Entretanto, o cenário sofreu com problemas nos últimos anos, segundo o advogado popular Carlos Eduardo Lemos Chaves, especialista na área: “A situação das demarcações sofreu seu maior retrocesso nos últimos quatro anos, dada a declarada política anti-indígena do governo de Jair Bolsonaro (PL), cumprindo promessa de campanha de que, se eleito, não demarcaria um centímetro de terras indígenas”, explicou o Mestre em Direito Agrário pela Universidade Federal de Goiás (UFG).
“Pior do que isso, ainda causou a maior desestruturação da Fundação Nacional do Índio (Funai) em todos os tempos”, contou o membro da Associação de Advogados/as de Trabalhadores/as Rurais no Estado da Bahia (AATR). “O órgão foi aparelhado com a nomeação de dirigentes ligados ao agronegócio e outros interesses contrários à demarcação das terras indígenas, fora que incentivou a invasão, sobretudo por garimpeiros ilegais, perseguiu funcionários sérios de carreira, enquanto foi praticamente zerou o orçamento destinado às demarcações em todo o país”, completou.
O especialista destaca que houve uma “inovação inconstitucional” do Supremo Tribunal Federal (STF) que pode retirar o direito territorial previsto para os povos que não comprovaram a efetiva ocupação das suas terras tradicionais na data de 5 de outubro de 1988. Caso seja aprovado pelos ministros, o marco temporal pode anistiar o histórico de violência, massacres, perseguições e expropriação enfrentados até hoje pelos povos indígenas. Fora que, ainda, empurra para a ilegalidade as legítimas ações de retomadas de terras que buscam garantir a continuidade da existência de muitos desses povos.

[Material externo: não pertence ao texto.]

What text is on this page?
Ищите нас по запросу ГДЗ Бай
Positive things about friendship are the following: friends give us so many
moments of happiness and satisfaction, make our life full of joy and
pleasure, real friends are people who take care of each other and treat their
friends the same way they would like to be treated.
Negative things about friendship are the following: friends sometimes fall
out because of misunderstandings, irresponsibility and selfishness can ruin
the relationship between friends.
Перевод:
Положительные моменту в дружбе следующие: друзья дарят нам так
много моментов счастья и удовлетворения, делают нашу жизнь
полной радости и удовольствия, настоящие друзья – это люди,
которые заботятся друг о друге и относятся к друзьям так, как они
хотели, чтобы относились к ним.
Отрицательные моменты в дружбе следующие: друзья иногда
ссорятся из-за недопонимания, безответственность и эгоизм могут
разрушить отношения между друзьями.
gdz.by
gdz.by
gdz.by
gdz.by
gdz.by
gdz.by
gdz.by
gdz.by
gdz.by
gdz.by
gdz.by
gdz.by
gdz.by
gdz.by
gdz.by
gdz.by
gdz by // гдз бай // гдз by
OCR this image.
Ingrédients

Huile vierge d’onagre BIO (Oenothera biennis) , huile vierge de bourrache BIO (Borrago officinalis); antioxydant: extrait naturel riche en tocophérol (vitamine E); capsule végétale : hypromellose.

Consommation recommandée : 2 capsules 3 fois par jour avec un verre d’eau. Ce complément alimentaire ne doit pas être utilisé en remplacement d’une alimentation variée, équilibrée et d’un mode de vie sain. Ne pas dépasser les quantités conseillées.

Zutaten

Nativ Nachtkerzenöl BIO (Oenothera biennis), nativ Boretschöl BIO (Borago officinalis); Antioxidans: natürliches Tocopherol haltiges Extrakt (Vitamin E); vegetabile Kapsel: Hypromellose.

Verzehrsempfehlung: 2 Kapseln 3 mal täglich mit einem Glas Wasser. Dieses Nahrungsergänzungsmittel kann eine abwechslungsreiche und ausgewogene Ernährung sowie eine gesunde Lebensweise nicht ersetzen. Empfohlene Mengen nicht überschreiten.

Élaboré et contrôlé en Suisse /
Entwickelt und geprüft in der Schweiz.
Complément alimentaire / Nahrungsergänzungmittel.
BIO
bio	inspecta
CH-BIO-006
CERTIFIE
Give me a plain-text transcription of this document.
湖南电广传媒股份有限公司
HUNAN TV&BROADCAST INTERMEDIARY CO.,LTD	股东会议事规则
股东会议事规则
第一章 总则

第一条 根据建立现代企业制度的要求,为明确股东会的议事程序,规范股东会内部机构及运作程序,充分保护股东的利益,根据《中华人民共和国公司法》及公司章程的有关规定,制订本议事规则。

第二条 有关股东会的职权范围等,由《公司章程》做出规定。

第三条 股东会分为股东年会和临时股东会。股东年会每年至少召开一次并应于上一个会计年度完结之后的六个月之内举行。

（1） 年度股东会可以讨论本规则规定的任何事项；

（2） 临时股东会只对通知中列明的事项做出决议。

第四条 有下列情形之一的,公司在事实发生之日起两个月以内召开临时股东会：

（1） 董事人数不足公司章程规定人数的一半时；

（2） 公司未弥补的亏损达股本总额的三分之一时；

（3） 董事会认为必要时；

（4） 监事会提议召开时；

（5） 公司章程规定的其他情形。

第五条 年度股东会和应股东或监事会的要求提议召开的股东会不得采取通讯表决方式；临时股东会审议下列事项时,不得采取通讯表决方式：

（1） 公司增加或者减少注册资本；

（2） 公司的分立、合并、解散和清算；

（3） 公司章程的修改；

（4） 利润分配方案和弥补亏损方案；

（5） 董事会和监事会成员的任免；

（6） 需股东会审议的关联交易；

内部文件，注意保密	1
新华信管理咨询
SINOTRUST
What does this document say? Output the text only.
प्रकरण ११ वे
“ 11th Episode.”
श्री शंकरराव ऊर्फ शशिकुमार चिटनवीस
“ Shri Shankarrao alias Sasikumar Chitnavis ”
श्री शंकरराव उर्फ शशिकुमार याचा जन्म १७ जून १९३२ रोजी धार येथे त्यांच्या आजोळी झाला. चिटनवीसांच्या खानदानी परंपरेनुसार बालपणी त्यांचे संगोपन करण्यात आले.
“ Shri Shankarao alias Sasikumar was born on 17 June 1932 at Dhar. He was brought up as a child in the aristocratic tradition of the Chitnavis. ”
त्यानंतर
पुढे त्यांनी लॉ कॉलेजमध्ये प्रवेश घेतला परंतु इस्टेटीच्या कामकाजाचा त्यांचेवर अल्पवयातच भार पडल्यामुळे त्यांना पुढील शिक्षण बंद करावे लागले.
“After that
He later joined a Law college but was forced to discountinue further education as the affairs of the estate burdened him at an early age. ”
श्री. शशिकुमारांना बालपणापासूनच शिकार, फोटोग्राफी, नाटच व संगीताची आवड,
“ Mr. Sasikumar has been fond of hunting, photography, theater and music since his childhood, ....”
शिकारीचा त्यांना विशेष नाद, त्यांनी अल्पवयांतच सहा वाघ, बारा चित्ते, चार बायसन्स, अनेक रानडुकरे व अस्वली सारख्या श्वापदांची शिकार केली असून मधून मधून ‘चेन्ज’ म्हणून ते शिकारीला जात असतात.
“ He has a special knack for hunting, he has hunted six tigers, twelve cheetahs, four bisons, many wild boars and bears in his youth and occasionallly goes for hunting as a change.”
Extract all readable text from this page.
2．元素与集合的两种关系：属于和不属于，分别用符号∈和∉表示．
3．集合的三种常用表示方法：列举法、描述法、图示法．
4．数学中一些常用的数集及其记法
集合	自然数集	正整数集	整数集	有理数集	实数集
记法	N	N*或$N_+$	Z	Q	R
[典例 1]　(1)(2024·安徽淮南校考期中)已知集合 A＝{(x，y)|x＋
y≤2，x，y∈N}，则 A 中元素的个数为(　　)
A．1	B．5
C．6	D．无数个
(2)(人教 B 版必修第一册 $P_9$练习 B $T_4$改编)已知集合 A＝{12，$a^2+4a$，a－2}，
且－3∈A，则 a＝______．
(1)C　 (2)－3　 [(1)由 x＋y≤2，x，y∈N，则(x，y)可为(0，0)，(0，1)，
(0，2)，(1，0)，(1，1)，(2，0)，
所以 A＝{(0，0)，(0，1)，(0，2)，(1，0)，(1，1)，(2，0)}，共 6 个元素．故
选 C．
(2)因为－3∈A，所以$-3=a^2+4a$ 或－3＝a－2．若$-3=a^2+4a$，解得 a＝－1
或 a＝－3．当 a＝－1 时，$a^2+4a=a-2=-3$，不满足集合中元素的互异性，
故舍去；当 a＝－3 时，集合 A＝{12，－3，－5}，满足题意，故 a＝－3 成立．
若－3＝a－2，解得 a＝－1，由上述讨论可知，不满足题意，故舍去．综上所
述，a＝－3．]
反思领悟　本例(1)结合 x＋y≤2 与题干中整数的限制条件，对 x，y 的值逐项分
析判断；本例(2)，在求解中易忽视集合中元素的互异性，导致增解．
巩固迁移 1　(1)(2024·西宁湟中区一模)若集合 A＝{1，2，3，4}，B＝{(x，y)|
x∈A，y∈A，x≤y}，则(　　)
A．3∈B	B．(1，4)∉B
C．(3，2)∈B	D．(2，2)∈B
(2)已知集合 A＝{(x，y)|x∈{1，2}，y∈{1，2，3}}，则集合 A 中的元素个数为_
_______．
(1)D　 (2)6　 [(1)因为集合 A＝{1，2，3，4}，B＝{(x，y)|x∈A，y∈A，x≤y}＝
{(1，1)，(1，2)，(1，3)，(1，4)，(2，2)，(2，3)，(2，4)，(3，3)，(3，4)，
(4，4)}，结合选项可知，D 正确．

Exigir a posse efetiva das terras até a promulgação da atual Constituição Federal é passar a borracha em todas as invasões de terras indígenas anteriores ao início do processo de redemocratização. Além de tornar ilegais as ações políticas de retomadas, amparadas justamente no reconhecimento aos indígenas de um direito originários sobre suas terras pela Constituição. “É através das retomadas que diversos povos vêm conseguindo a manutenção e preservação de parte de seus territórios, fundamentais para a sua própria sobrevivência digna”, apontou Chaves.
Cabe ressaltar que a demarcação de terras indígenas no Brasil nunca foi tratada com “status de política pública constitucional”, apesar de prevista desde a Constituição de 1934. O advogado salienta que houve um avanço significativo no reconhecimento da territorialidade indígena como direito originário na nova Constituição. Mas pontua que está “vitória” sempre foi ameaçada por medidas do executivo, legislativo e judiciário, com o objetivo de desfigurar os direitos identitários, culturais e territoriais dos povos indígenas.